Ontem enquanto comia meio galetinho num pequeno restaurante no centro da cidade, ouvia o diálogo de três mulheres sentadas numa mesa logo ao lado da minha (não dava para não ouvir, porque elas falavam num tom de sala de estar). Então uma delas disse que não tinha ido assistir ao “Milk” porque ficou sabendo que era um filme gay e não tinha nada a ver com aquilo. Quase me engasguei com a asinha de frango que começava a destrinchar.
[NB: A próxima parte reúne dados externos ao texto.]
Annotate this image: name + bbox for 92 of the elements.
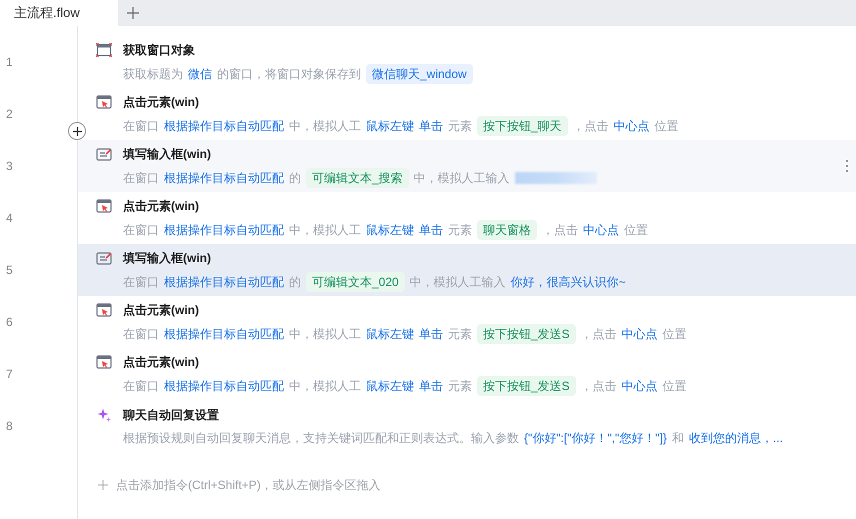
description-text: 中，模拟人工输入 bbox=[410, 274, 506, 290]
line-number: 2 bbox=[6, 106, 13, 123]
step-title: 点击元素(win) bbox=[123, 198, 199, 214]
description-text: 在窗口 bbox=[123, 274, 159, 290]
plus-icon bbox=[127, 7, 139, 19]
parameter-link[interactable]: 中心点 bbox=[614, 116, 650, 134]
description-text: 元素 bbox=[448, 326, 472, 342]
add-instruction-hint[interactable]: 点击添加指令(Ctrl+Shift+P)，或从左侧指令区拖入 bbox=[116, 476, 381, 494]
parameter-link[interactable]: 中心点 bbox=[622, 324, 658, 342]
description-text: 获取标题为 bbox=[123, 66, 183, 82]
step-title: 聊天自动回复设置 bbox=[123, 406, 219, 424]
description-text: 中，模拟人工 bbox=[289, 118, 361, 134]
step-title: 点击元素(win) bbox=[123, 354, 199, 370]
line-number: 5 bbox=[6, 262, 13, 279]
file-tab[interactable]: 主流程.flow bbox=[0, 0, 118, 26]
click-window-icon bbox=[96, 354, 112, 368]
description-text: 和 bbox=[672, 430, 684, 446]
edit-field-icon bbox=[96, 146, 112, 160]
plus-icon bbox=[72, 126, 82, 136]
parameter-link[interactable]: 你好，很高兴认识你~ bbox=[510, 272, 626, 290]
parameter-link[interactable]: 单击 bbox=[419, 220, 443, 238]
description-text: 元素 bbox=[448, 378, 472, 394]
parameter-link[interactable]: 中心点 bbox=[583, 220, 619, 238]
edit-field-icon bbox=[96, 250, 112, 264]
line-number: 1 bbox=[6, 54, 13, 71]
parameter-link[interactable]: 中心点 bbox=[622, 376, 658, 394]
step-title: 填写输入框(win) bbox=[123, 146, 211, 162]
description-text: 在窗口 bbox=[123, 118, 159, 134]
description-text: 位置 bbox=[654, 118, 679, 134]
element-tag[interactable]: 按下按钮_发送S bbox=[477, 324, 576, 344]
description-text: 在窗口 bbox=[123, 326, 159, 342]
element-tag[interactable]: 可编辑文本_020 bbox=[306, 272, 405, 292]
description-text: ，点击 bbox=[580, 378, 617, 394]
description-text: 的窗口，将窗口对象保存到 bbox=[217, 66, 361, 82]
variable-tag[interactable]: 微信聊天_window bbox=[366, 64, 473, 84]
parameter-link[interactable]: 根据操作目标自动匹配 bbox=[164, 168, 284, 186]
plus-icon bbox=[98, 480, 108, 490]
element-tag[interactable]: 按下按钮_聊天 bbox=[477, 116, 568, 136]
parameter-link[interactable]: 单击 bbox=[419, 376, 443, 394]
line-number: 4 bbox=[6, 210, 13, 227]
step-title: 点击元素(win) bbox=[123, 302, 199, 318]
click-window-icon bbox=[96, 302, 112, 316]
description-text: 位置 bbox=[662, 378, 687, 394]
description-text: 位置 bbox=[662, 326, 687, 342]
description-text: ，点击 bbox=[580, 326, 617, 342]
description-text: 元素 bbox=[448, 222, 472, 238]
description-text: ，点击 bbox=[572, 118, 609, 134]
parameter-link[interactable]: 根据操作目标自动匹配 bbox=[164, 116, 284, 134]
description-text: ，点击 bbox=[542, 222, 578, 238]
line-number: 7 bbox=[6, 366, 13, 383]
description-text: 在窗口 bbox=[123, 170, 159, 186]
parameter-link[interactable]: 鼠标左键 bbox=[366, 324, 414, 342]
description-text: 中，模拟人工 bbox=[289, 222, 361, 238]
insert-step-button[interactable] bbox=[68, 122, 86, 140]
sparkle-icon bbox=[96, 406, 112, 422]
description-text: 位置 bbox=[624, 222, 648, 238]
step-title: 填写输入框(win) bbox=[123, 250, 211, 266]
description-text: 在窗口 bbox=[123, 222, 159, 238]
element-tag[interactable]: 按下按钮_发送S bbox=[477, 376, 576, 396]
description-text: 中，模拟人工 bbox=[289, 326, 361, 342]
click-window-icon bbox=[96, 198, 112, 212]
step-title: 点击元素(win) bbox=[123, 94, 199, 110]
step-title: 获取窗口对象 bbox=[123, 42, 195, 58]
parameter-link[interactable]: 鼠标左键 bbox=[366, 220, 414, 238]
description-text: 在窗口 bbox=[123, 378, 159, 394]
parameter-link[interactable]: 鼠标左键 bbox=[366, 116, 414, 134]
parameter-link[interactable]: 单击 bbox=[419, 324, 443, 342]
parameter-link[interactable]: 根据操作目标自动匹配 bbox=[164, 324, 284, 342]
description-text: 的 bbox=[289, 274, 301, 290]
parameter-link[interactable]: 单击 bbox=[419, 116, 443, 134]
line-number: 3 bbox=[6, 158, 13, 175]
description-text: 的 bbox=[289, 170, 301, 186]
element-tag[interactable]: 可编辑文本_搜索 bbox=[306, 168, 409, 188]
parameter-link[interactable]: 根据操作目标自动匹配 bbox=[164, 220, 284, 238]
parameter-link[interactable]: 收到您的消息，... bbox=[688, 428, 783, 446]
description-text: 元素 bbox=[448, 118, 472, 134]
description-text: 根据预设规则自动回复聊天消息，支持关键词匹配和正则表达式。输入参数 bbox=[123, 430, 519, 446]
parameter-link[interactable]: 根据操作目标自动匹配 bbox=[164, 376, 284, 394]
line-number: 6 bbox=[6, 314, 13, 331]
parameter-link[interactable]: 鼠标左键 bbox=[366, 376, 414, 394]
click-window-icon bbox=[96, 94, 112, 108]
description-text: 中，模拟人工输入 bbox=[414, 170, 510, 186]
parameter-link[interactable]: 微信 bbox=[188, 64, 212, 82]
line-number: 8 bbox=[6, 418, 13, 435]
window-icon bbox=[96, 42, 112, 56]
description-text: 中，模拟人工 bbox=[289, 378, 361, 394]
flow-step[interactable]: 填写输入框(win) 在窗口 根据操作目标自动匹配 的 可编辑文本_搜索 中，模拟人工输入 bbox=[78, 140, 856, 192]
parameter-link[interactable]: {"你好":["你好！","您好！"]} bbox=[524, 428, 667, 446]
flow-step[interactable]: 填写输入框(win) 在窗口 根据操作目标自动匹配 的 可编辑文本_020 中，模拟人工输入 你好，很高兴认识你~ bbox=[78, 244, 856, 296]
more-icon[interactable] bbox=[845, 160, 849, 172]
parameter-link[interactable]: 根据操作目标自动匹配 bbox=[164, 272, 284, 290]
element-tag[interactable]: 聊天窗格 bbox=[477, 220, 537, 240]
As três olharam para mim assustadas. Disse a ela que exatamente por isso achava importante ela assistir o filme. Vi que ficaram assustadas, afinal o que é que eu tinha a ver com isso? Ora, se elas podiam falar naquele volume de voz invasivo, pensei que era para tudo mundo ouvir e conseqüentemente participar da conversa, dar opinião, dividir a porção de batatinhas da mesa delas. Afinal eu estava sendo obrigado a ouvir toda a conversa, não conseguia ler o jornal que levei para me acompanhar no almoço. Porque eu não poderia me meter no assunto delas se elas estavam falando para todo mundo ouvir? Depois disso resolveram falar mais baixo, num volume apropriado para um restaurante, isto é, onde outras pessoas também estão, e não devem ser obrigadas a ouvir o que não querem. Me senti um Michel Douglas versão light no filme “Domingo de Fúria”. Consegui ler e comer normalmente. Enfim defendi o meu espaço, uma lição que a senhora que ainda não foi ver “Milk” “porque o filme é gay”, poderia começar a entender se fosse assisti-lo.

Se o calor continuar como está, provavelmente a versão light do Michel Douglas vai dar lugar a uma mais fiel. Saudades dos dias de outono. Menos luz, cores menos intensas, mais conforto ao caminhar pelas ruas, menos cultura do sovaco, menos rasteirinhas. Tudo menos, menos isso.